Things continued to improve. The king summoned him to Newmarket, which allowed him to visit his father, sister and her family at Brampton on the way; he set off on 29 March and was in London again on 3 April, having called on Morelli on the return journey.42But not until the end of June did Pepys and Deane hear that the attorney-general, unable to muster a single credible witness against them, was giving up on the case. On 1 July Pepys wrote to Mrs Skinner announcing his ‘full discharge from the bondage I have, from one villain’s practice, so long lain under’, and thanking her and her family for their support throughout the year.43
With hindsight it is easy to think that Pepys had never been in danger of his life. But there were certainly those who expected him to lose his head, and there must have been moments when he was afraid. Other innocent men had after all gone to the scaffold. His work on his own defence distracted him from such fears and kept him almost as busy as usual. The result of these labours was never needed in court but remains a testimony to his cool courage under attack, his ability to think through tangled masses of evidence and impose order upon them, and his skill in deploying others to carry out his plans.

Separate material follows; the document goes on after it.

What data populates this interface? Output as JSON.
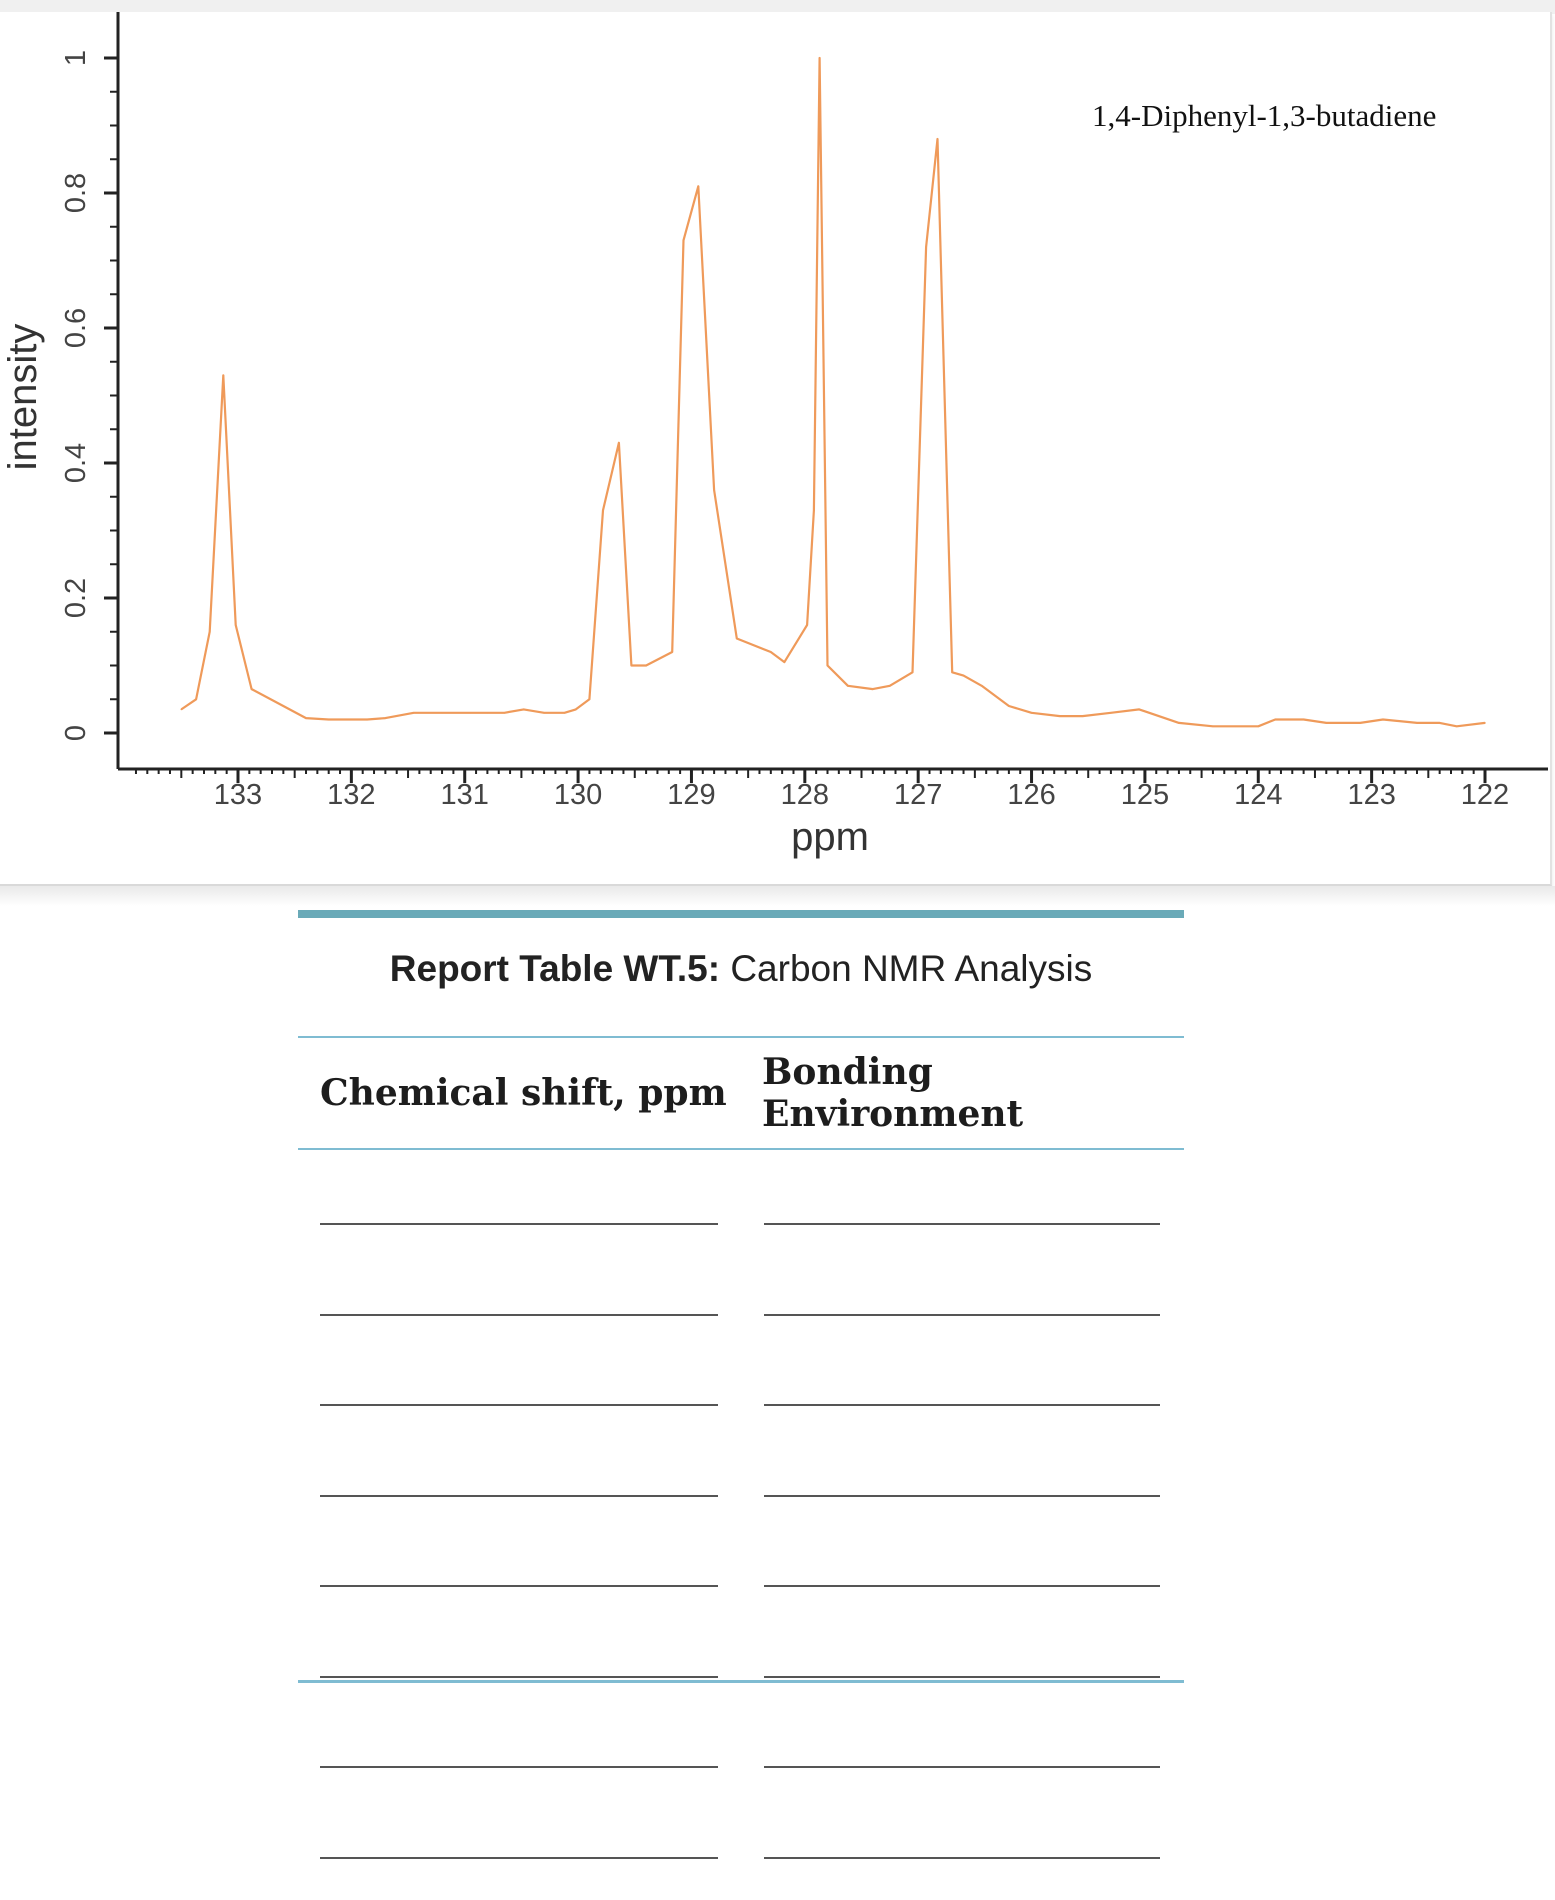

It was a colossal task. It was also responsible for a colossal book, one that has never been printed and still sits in manuscript in the Pepys Library, leather bound and gilded, in two volumes of 1,338 pages and something like 400,000 words.44 The volumes make up one of the oddities of literature. They contain a collage of documents, letters, journals, verbatim statements and accounts of court proceedings. Some are in foreign languages, with translations provided; most are copies of originals made by Pepys’s clerks.45 Assembled, they bring us face to face with crooks and informers, men and women, victims and decent witnesses, allowing us to hear their words as they spoke them and to follow them on their travels. Colonel Scott, with his boasts, his fights, his swearing, his false names and disguises – now burnt-cork eyebrows, now a milliner’s dress – his selling of non-existent property, his desertion of his American wife, his preying on widows and their children, his composition of vile love poems, his claim to alchemical powers, his travels, his boasting of grand connections and his cowardice in battle, his court-martialling at Nevers and spreading of mischief wherever he travelled, in America, England, Holland and France, swells into a ludicrous but still alarming scoundrel. And however Pepys suffered from Scott’s accusations, he became fascinated by him – just how fascinated appears in the fact that he named the book he made after one of Scott’s fantasies.
Among his extravagant lies, Scott laid claim to the ownership of an estate that he called Mornamont, and in France he was sometimes known as ‘Seigneur d’Ashford et de Mornamont’.46 In the real world there was no Mornamont, just as there was no case against Pepys; but the name, and Scott’s myth-making, appealed to him so much that he enshrined it in his work by naming the whole thing Mornamont – ‘my book of Mornamont’, he called it, or ‘my two volumes of Mornamont’. It was a title fit for a romance, and a reminder that the young Pepys who wrote ‘Love a Cheate’ had not been entirely swallowed up in the administrator. ‘Mornamont’ speaks of things Pepys understood very well, ambition, fantasy and the eternal human ache to get your hands on some money. It has all the raw materials for a novel by Defoe, and it is Pepys’s most surprising legacy.